Edinburgh 2021

European Architectural History Network Meeting

Edinburgh, 2-5 June 2021

Session: Rethinking Architecture for Friars: Process and Spatial Solutions in the Medieval and Early Modern Europe, 1200 - 1500

The convents of the mendicant friars played a central role in the construction of the cities of Late Middle age and Early Modern Europe (1200-1500). The international character of the orders and mobility of the friars meant that new trends, styles and social practices spread rapidly throughout Europe: friars were as much “missionaries” of social practices as they were of architectural or decorative ones. This panel poses the question of how to situate Mendicant architecture as a result of the product of spiritual, social and economic policies negotiated between convents and citizenship, between laity and religious.
This session (born from the international project “The medieval city, the city of the friars”, 2018 AISU Networking Call for Proposal and Medieval Heritage Platform, Politecnico di Torino DIST) focuses on the mendicant construction strategies. Architecture extends into the city and permeates the urban constructions. This strongly determines the conception of the construction of convents as result of the interaction of several factors related to the will to self-representation, the progressive affirmation of order and the utopian ideal of poverty, always conditioned by the search for economic support and by the local conjunctures.
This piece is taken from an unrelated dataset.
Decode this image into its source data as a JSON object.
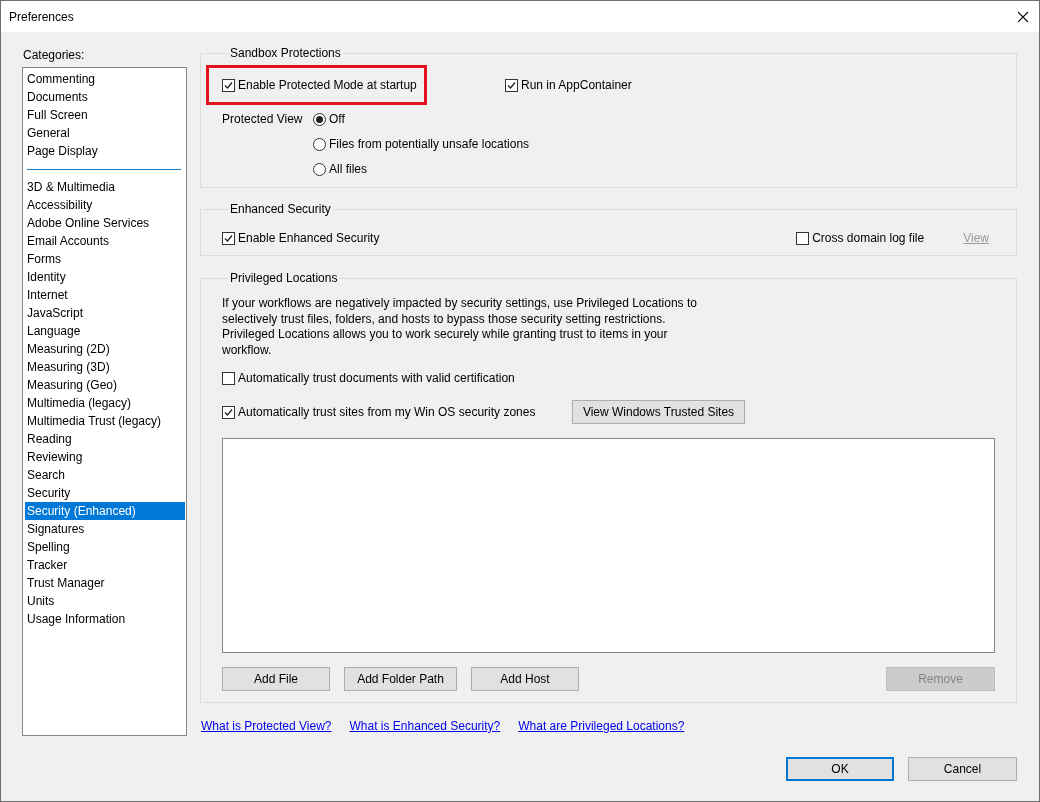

Conventual buildings as a result of a long process of becoming, as part of an organic and additive approach to architecture. The architecture of the new orders was by definition work in progress molded to their changing institutional character and the conventualization of their settlements. “Friars used a combination of all these possibilities: their architecture had an amoeba-like mobility that responded to requests by donors for altars and chapels as well as to broader changes in social, economic and spiritual circumstances” (C. Bruzelius, Preaching, Building, 2014).